La laque est une finition de peinture plus exigeante, recherchée pour son rendu “tendu” et net, souvent utilisée sur des surfaces visibles (murs sélectionnés, boiseries, éléments décoratifs). Sur chantier, une laque réussie dépend surtout d’une préparation irréprochable : c’est typiquement le type de finition qui ne pardonne pas les supports approximatifs.
À quoi sert une laque
On choisit la laque quand on veut :
- Un rendu premium : surface plus lisse, plus homogène, avec un effet visuel soigné.
- Une finition plus résistante selon les usages, notamment sur des zones sollicitées (à confirmer selon le produit et la pièce).
- Mettre en valeur des éléments : portes, plinthes, encadrements, mobilier fixe ou certains pans de mur.
Sur boiseries, la laque s’inscrit souvent dans une logique de peinture boiserie, avec une attention particulière aux angles, arêtes et reprises.
Laque mate, satinée, brillante : la différence utile
- Mate : aspect plus sobre, mais la préparation doit être très soignée pour éviter un rendu “irrégulier”.
- Satinée : compromis fréquent, rendu qualitatif sans trop “révéler” les défauts.
- Brillante : effet très tendu et lumineux, mais accentue fortement les défauts du support (lumière rasante = juge de paix).
Le choix se fait en fonction de l’esthétique recherchée, de l’éclairage réel du lieu et de la capacité du support à être parfaitement préparé.
Ce que ça implique sur un chantier (étapes et logique)
1) Préparation du support (la clé)
- Protection du site (sols, menuiseries, mobilier) et organisation de la zone.
- Rebouchage et correction des défauts : fissures fines, trous, éclats, joints visibles.
- Ratissage si nécessaire, puis ponçage (souvent en plusieurs passes) pour obtenir une surface régulière.
- Dépoussiérage complet et contrôle de l’état du support (cohésion, humidité, anciennes couches).
- Sous-couche adaptée pour uniformiser l’absorption et sécuriser l’adhérence.

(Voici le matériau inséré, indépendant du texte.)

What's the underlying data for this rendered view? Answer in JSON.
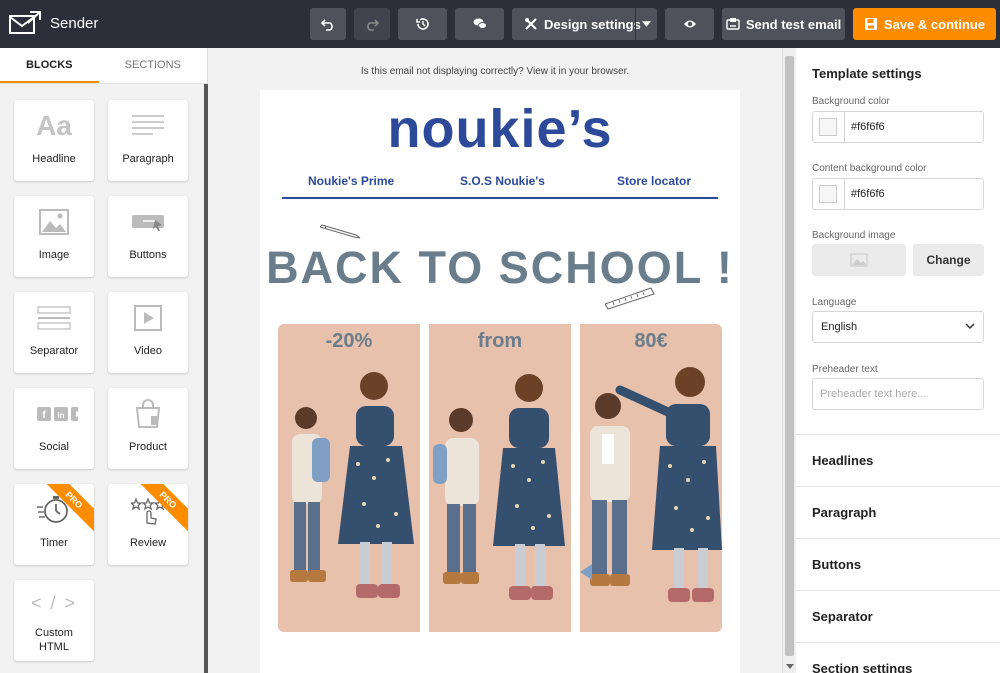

2) Application de la laque
- Application en couches régulières, avec respect strict des temps de séchage.
- Gestion des reprises : on évite de “revenir” sur une zone en cours de tirage (sinon traces visibles).
- Traitement soigné des détails : arêtes, angles, encadrements, zones de raccord.
3) Contrôle final
- Contrôle sous éclairage réel (spots, lumière rasante, baies vitrées) : la laque révèle tout.
- Vérification des zones sensibles : arêtes, jonctions, retours, surfaces à hauteur de regard.
Quand préférer un autre revêtement
- Si le support est très irrégulier et qu’on veut “cacher” plutôt que tendre : mieux vaut rester sur une peinture adaptée ou corriger le support en amont (ex : plâtrerie / plaques de plâtre).
- Si l’objectif est un rendu “matière” ou très résistant sur mur : regarder un revêtement mural.
- Si l’objectif est décoratif spécifique : envisager une tapisserie selon la pièce.
Points de vigilance (ce qui fait la différence)
- Préparation : sans support parfaitement préparé, la laque ne “sauve” rien — elle amplifie les défauts.
- Éclairage : la lumière rasante révèle les reprises et les défauts de planéité.
- Choix de finition : plus c’est brillant, plus c’est exigeant.
- Organisation : phasage et protections sont essentiels, surtout en site occupé.
- Supports spécifiques : boiseries, anciennes peintures, fonds hétérogènes → sous-couches et préparation adaptées.